If you suffered from depression as a child, you’re more likely to be overweight, smoke cigarettes, and avoid exercise as a teenager, increasing your chances of developing heart disease as an adult. That’s the conclusion of a study presented today at the American Psychosomatic Society meeting in Miami, from a joint team of researchers from the University of Pittsburgh and the Washington University (WU) School of Medicine in St. Louis.
Robert M. Carney, lead author of the study and a psychiatrist with WU, said that the findings were especially concerning because, “Active smokers as adolescents are twice as likely to die by the age of 55 than nonsmokers, and we see similar risks with obesity… We need to very closely monitor young people who have been depressed.”
The teams first gathered the study children when they were 9 in 2004. There were 201 kids diagnosed with clinical depression, 195 healthy siblings who didn’t have the disease, and 161 unrelated children who had no history of depression.
They returned to survey them again, at age 16, in 2011.
The pattern was clear. 22% of the teens who had been treated for depression were obese, and one-third of them smoked. 17% of their siblings were obese, and only 13% of them smoked. By comparison, only 11% of the control group teens were obese and a tiny 2.5% of them smoked. And the increased risk factors were found even though most of the teens had been successfully treated and no longer suffered from active depression.

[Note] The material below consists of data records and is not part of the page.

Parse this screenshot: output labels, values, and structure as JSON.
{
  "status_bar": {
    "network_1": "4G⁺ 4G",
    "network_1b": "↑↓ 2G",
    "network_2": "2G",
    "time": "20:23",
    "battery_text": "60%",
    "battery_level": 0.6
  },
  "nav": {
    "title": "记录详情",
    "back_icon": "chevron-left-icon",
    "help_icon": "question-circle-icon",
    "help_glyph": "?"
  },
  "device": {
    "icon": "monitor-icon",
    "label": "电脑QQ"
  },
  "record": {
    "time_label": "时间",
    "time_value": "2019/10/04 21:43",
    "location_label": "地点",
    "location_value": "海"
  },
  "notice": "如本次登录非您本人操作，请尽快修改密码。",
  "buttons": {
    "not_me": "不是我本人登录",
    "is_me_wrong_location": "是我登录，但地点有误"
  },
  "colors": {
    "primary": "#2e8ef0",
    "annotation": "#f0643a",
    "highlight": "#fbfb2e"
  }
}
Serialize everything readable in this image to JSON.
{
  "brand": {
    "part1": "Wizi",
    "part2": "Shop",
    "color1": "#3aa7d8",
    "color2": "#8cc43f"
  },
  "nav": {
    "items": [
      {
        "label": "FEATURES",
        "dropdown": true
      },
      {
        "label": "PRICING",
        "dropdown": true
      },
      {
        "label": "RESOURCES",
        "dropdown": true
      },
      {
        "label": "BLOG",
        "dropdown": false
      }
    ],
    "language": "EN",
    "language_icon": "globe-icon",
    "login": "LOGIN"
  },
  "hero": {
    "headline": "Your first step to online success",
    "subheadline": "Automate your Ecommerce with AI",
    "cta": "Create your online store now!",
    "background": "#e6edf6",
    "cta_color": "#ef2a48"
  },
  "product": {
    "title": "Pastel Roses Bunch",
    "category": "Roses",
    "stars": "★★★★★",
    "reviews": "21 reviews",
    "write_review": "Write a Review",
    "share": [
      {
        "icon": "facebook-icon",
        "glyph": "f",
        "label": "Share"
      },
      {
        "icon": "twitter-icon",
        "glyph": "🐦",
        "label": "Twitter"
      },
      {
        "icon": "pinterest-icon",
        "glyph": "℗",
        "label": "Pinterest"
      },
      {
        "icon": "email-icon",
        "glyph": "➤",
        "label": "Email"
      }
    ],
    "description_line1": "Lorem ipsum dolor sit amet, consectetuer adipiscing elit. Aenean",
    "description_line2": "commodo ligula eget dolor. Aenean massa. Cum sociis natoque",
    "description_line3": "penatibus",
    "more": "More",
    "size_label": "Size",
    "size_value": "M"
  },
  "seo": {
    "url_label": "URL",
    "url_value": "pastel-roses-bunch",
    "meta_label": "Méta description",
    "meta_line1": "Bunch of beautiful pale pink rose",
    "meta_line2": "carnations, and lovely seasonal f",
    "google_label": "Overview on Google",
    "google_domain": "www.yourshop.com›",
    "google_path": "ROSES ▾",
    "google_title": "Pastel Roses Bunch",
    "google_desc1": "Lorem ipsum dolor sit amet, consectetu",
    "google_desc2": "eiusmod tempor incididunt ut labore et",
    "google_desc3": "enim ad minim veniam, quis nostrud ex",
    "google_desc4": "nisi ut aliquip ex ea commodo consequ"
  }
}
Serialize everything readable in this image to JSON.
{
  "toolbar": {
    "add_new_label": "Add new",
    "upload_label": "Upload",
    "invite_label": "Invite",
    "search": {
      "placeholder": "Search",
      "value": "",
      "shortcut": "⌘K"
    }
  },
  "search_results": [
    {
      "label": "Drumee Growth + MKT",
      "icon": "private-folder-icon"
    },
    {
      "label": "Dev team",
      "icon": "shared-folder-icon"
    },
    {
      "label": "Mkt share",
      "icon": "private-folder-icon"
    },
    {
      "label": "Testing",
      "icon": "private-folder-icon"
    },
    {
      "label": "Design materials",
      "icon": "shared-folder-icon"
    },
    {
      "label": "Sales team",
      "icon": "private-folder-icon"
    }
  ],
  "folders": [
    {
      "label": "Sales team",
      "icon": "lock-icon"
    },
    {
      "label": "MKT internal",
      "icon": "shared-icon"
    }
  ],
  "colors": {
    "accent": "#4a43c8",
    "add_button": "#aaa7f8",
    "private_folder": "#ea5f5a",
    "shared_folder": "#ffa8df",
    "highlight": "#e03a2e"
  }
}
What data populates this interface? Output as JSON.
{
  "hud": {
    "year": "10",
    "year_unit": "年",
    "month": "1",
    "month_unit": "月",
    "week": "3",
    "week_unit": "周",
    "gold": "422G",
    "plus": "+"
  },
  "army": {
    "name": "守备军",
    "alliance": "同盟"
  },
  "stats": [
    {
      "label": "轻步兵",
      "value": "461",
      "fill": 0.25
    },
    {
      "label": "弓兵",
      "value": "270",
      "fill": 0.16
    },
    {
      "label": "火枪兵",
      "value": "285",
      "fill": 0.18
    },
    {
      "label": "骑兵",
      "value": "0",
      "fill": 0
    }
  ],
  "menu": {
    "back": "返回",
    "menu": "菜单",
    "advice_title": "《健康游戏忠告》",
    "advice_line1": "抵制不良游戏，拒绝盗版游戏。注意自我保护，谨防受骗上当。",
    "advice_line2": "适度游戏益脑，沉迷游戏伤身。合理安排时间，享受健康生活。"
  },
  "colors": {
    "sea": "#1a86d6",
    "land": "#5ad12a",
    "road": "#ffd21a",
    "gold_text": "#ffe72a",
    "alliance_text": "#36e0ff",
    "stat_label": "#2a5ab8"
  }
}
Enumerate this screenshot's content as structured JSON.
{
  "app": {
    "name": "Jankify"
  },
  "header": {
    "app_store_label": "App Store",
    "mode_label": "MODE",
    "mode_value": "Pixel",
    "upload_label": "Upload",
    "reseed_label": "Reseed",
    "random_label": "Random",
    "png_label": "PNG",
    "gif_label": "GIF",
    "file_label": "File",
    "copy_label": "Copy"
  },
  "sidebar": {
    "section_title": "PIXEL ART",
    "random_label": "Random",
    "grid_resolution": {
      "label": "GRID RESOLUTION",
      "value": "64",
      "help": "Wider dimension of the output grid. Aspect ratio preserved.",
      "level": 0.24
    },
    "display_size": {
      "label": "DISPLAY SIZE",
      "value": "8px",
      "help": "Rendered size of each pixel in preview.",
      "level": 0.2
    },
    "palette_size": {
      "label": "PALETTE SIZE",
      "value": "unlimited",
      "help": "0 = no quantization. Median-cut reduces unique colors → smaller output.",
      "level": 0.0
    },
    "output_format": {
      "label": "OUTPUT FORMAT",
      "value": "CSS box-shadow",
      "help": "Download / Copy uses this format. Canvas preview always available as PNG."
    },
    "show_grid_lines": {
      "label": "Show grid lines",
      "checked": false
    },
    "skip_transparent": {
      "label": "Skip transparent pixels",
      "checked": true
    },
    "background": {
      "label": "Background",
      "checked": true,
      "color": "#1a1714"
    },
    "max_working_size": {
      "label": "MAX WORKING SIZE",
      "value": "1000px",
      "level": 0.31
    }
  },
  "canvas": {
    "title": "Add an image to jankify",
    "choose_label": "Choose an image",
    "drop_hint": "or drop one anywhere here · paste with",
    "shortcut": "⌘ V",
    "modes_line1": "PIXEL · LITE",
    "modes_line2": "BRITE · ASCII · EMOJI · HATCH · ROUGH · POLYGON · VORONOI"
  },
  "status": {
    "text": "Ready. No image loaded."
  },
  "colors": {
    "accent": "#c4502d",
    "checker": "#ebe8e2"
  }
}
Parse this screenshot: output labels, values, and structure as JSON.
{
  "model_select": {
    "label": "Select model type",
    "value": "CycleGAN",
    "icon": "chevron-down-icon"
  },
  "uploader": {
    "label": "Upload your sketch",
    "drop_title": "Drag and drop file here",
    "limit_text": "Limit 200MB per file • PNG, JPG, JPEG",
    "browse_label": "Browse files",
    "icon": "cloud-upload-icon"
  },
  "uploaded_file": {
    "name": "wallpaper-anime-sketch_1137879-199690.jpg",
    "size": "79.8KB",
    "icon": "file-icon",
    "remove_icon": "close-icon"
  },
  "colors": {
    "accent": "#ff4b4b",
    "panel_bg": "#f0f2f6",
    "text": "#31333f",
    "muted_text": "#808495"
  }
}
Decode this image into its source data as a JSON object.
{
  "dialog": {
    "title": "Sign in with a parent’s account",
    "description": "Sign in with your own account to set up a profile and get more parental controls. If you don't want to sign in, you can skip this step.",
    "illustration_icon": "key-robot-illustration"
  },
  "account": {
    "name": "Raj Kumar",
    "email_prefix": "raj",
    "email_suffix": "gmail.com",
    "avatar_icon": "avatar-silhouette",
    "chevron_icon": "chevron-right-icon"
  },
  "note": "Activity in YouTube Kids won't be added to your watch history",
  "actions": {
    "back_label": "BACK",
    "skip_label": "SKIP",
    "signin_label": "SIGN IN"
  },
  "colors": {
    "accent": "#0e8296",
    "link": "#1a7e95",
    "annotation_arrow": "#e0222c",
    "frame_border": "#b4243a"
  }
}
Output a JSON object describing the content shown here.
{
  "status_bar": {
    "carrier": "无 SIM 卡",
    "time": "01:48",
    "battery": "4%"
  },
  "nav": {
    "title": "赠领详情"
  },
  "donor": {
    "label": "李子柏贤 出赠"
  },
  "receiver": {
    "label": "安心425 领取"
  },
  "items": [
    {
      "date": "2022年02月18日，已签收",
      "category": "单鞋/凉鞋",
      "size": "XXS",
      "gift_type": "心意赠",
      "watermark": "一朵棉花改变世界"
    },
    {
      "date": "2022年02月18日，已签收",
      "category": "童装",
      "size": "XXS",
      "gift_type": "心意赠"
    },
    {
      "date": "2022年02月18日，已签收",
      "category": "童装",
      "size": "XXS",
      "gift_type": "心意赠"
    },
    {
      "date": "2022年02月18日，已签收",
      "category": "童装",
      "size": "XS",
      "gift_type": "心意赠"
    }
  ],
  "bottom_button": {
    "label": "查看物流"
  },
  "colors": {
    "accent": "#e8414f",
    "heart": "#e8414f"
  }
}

The size of the problem isn’t exactly known, since psychiatrists are still debating just how many children that young suffer from clinical depression, according to the National Institutes of Health. Their website says that up to 11% of 18-year-olds suffer from depression, while younger children have a lower chance of having the disease.
Depression and suicidal thoughts can be more common in some vulnerable children, such as children who suffer from attention deficit disorder or one of the autism spectrum disorders. Parents of these at-risk children might need to be especially watchful to help them make the right choices to protect their hearts in later life.
Depression in a child could truly be a heart-breaker.